The konyv: A megteveszto kulseju vendeg lighted place was the tram stop she now walked back to. Like the faces in the pool, rising from the vapor and submerged again, the spheres of car headlamps appeared and drew closer, spraying her sideways with a few tiny drops of luminosity.
She was sorry for not having taken notes of her conversations with the mathematician at the time, and for having never invited him to her home. For all her reserve with which she understood to relate to his unkemptness and deafness. The man in the trench coat, his plan gone up in smoke, withdrew to the back of the carriage. Whenever he saw them on the street, saying goodbye in front of the house, or during their evening walks, he threw the side window open and greeted loudly, waving his hand.
Last time, when he started from the terminus with her as the only passenger, he opened the door and asked rebukingly why she was not traveling with the gentleman. The decrepit old man next to whom she plopped down a few moments ago, safely out of reach for the man in the trench coat, was meticulously arranging his growing heaps of documents, steadily pushing her outward on her seat.
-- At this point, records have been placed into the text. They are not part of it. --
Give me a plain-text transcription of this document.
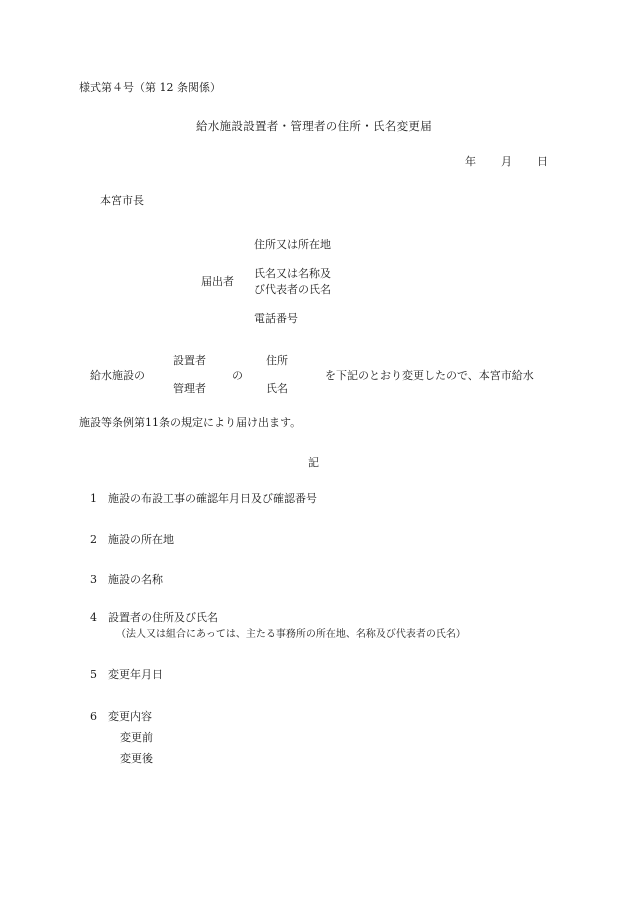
様式第４号（第 12 条関係）
給水施設設置者・管理者の住所・氏名変更届
年 月 日
本宮市長
住所又は所在地
届出者
氏名又は名称及
び代表者の氏名
電話番号
設置者	住所
給水施設の	の	を下記のとおり変更したので、本宮市給水
管理者	氏名
施設等条例第11条の規定により届け出ます。
記
1 施設の布設工事の確認年月日及び確認番号
2 施設の所在地
3 施設の名称
4 設置者の住所及び氏名
（法人又は組合にあっては、主たる事務所の所在地、名称及び代表者の氏名）
5 変更年月日
6 変更内容
変更前
変更後
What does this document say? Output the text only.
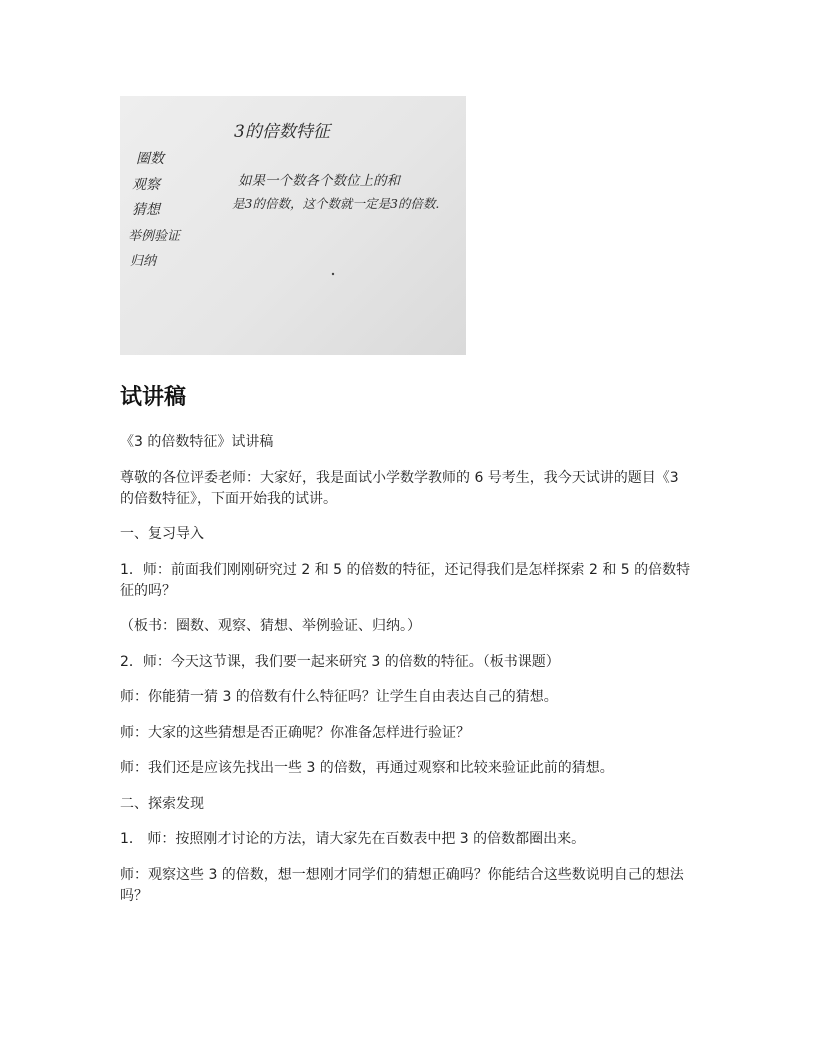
3的倍数特征
圈数
观察
猜想
举例验证
归纳
如果一个数各个数位上的和
是3的倍数，这个数就一定是3的倍数.
试讲稿

《3 的倍数特征》试讲稿

尊敬的各位评委老师：大家好，我是面试小学数学教师的 6 号考生，我今天试讲的题目《3 的倍数特征》，下面开始我的试讲。

一、复习导入

1．师：前面我们刚刚研究过 2 和 5 的倍数的特征，还记得我们是怎样探索 2 和 5 的倍数特征的吗？

（板书：圈数、观察、猜想、举例验证、归纳。）

2．师：今天这节课，我们要一起来研究 3 的倍数的特征。（板书课题）

师：你能猜一猜 3 的倍数有什么特征吗？让学生自由表达自己的猜想。

师：大家的这些猜想是否正确呢？你准备怎样进行验证？

师：我们还是应该先找出一些 3 的倍数，再通过观察和比较来验证此前的猜想。

二、探索发现

1． 师：按照刚才讨论的方法，请大家先在百数表中把 3 的倍数都圈出来。

师：观察这些 3 的倍数，想一想刚才同学们的猜想正确吗？你能结合这些数说明自己的想法吗？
During a turn the tram took, which she used for slipping back, he even pushed her away with one hand; his nails were broken, black-rimmed. She answered by giving him a push, at which the old man jerked away with a whimper and pretended to be slipping down to the floor. Fortunately, he was only preparing to get off and, scraping up his belongings deposited under the seat, flumped down to the door. The driver probably followed their combat in the reverse mirror, for he opened the cabin door so she could hear the announcements on the radio.
Get up and walk to the front! There were only a few stops left now, then they reached the military barracks. For a second she believed the order touched the passengers: her heart gave strong blows to her chest box.